The use of full or partial tRNA mimicry is also employed by other regulatory RNAs, most notably the tmRNA, which mediates trans-translation on “non-stop” mRNAs in quality control surveillance mechanisms in prokaryotes.⁴⁹ tRNA mimics are also found in the 3′untranslated regions of some plant RNA viruses that contribute to viral protein synthesis.⁵⁰ These 2 types of RNAs also participate in translation, and unlike the IAPV IRES, can be aminoacylated. The tmRNA only partially mimics the acceptor stem of a tRNA (Fig. 3C and D), and like the dicistrovirus IRESs, acts in cis- as its own mRNA to initiate translation. The tRNA-like structure (TLS) in some plant viral 3′UTRs mimics the full tRNA structure, similar to the IAPV PKI domain, but do so through a set of noncanonical intramolecular base pair interactions (Fig. 3E and F).⁵¹ Instead of a 4-way junction observed in tRNA, the TLSs uses a ‘linchpin’ interaction involving a pseudoknot near the 5′end of the TLS, which stabilizes the global structure and brings the D and T loop-like structures together. The topology of the TLS may allow regulatory folding and unfolding to permit dual functionality in viral translation and replication. In the case of the IAPV IRES, the tRNA-like shape manipulates the ribosomes to start translation in either of 2 reading frames.

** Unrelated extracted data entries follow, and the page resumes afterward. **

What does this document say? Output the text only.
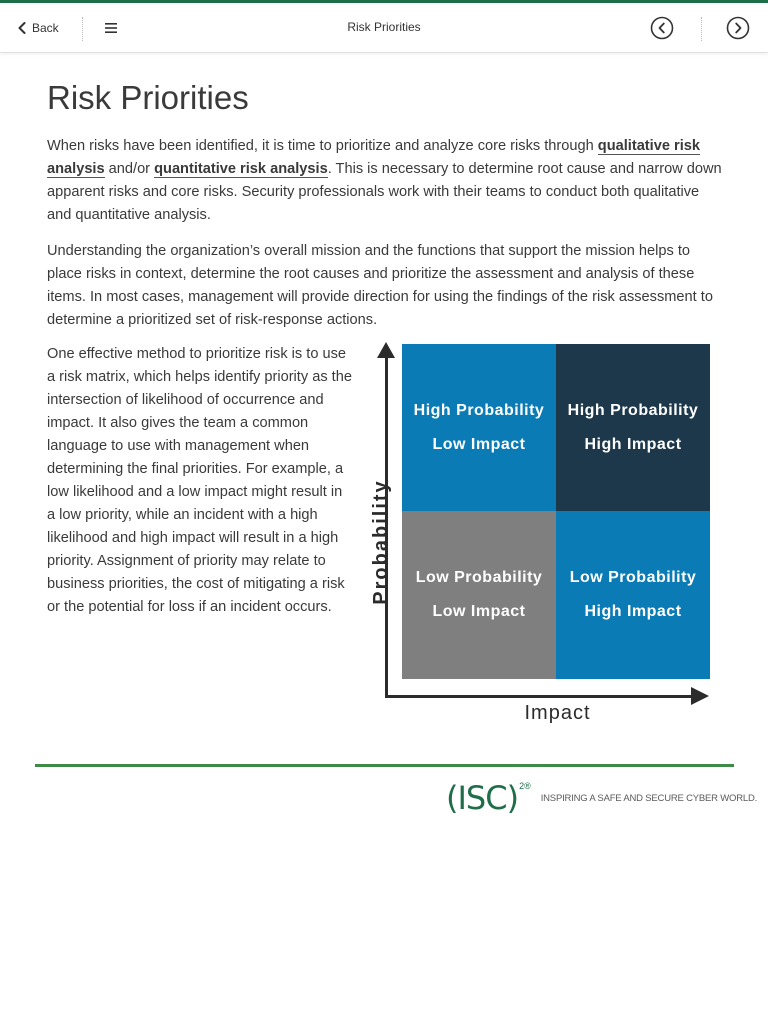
Back	Risk Priorities
Risk Priorities

When risks have been identified, it is time to prioritize and analyze core risks through qualitative risk analysis and/or quantitative risk analysis. This is necessary to determine root cause and narrow down apparent risks and core risks. Security professionals work with their teams to conduct both qualitative and quantitative analysis.

Understanding the organization’s overall mission and the functions that support the mission helps to place risks in context, determine the root causes and prioritize the assessment and analysis of these items. In most cases, management will provide direction for using the findings of the risk assessment to determine a prioritized set of risk-response actions.

One effective method to prioritize risk is to use a risk matrix, which helps identify priority as the intersection of likelihood of occurrence and impact. It also gives the team a common language to use with management when determining the final priorities. For example, a low likelihood and a low impact might result in a low priority, while an incident with a high likelihood and high impact will result in a high priority. Assignment of priority may relate to business priorities, the cost of mitigating a risk or the potential for loss if an incident occurs.

Probability
Impact
High Probability
Low Impact
High Probability
High Impact
Low Probability
Low Impact
Low Probability
High Impact
(ISC) 2®
INSPIRING A SAFE AND SECURE CYBER WORLD.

Future structural studies of the mutant IAPV IRESs that direct exclusive 0 or +1 frame translation, both in free and ribosome bound forms, should provide clues into the intra- and inter-molecular interactions that stabilize the tRNA-like PKI structure. tRNA mimicry is not only restricted to regulatory RNAs but also translation termination factors that mediate translation termination and ribosome recycling.⁵² Thus, given these examples of tRNA mimicry and the fact that tRNA plays a central and conserved role in the evolutionary link between RNA and protein synthesis, it is enticing to think that tRNA mimicry may be more widespread than initially thought and may contribute to the regulation of other RNAs.

Disclosure of potential conflicts of interest

No potential conflicts of interest were disclosed.

Acknowledgments

We thank Hilda Au for careful reading of the paper. SEB. is supported by an NIH grant (R35 GM118131) and E.J. is supported by a CIHR grant (MOP-81244) and an NSERC Discovery grant (RGPIN 341459-12).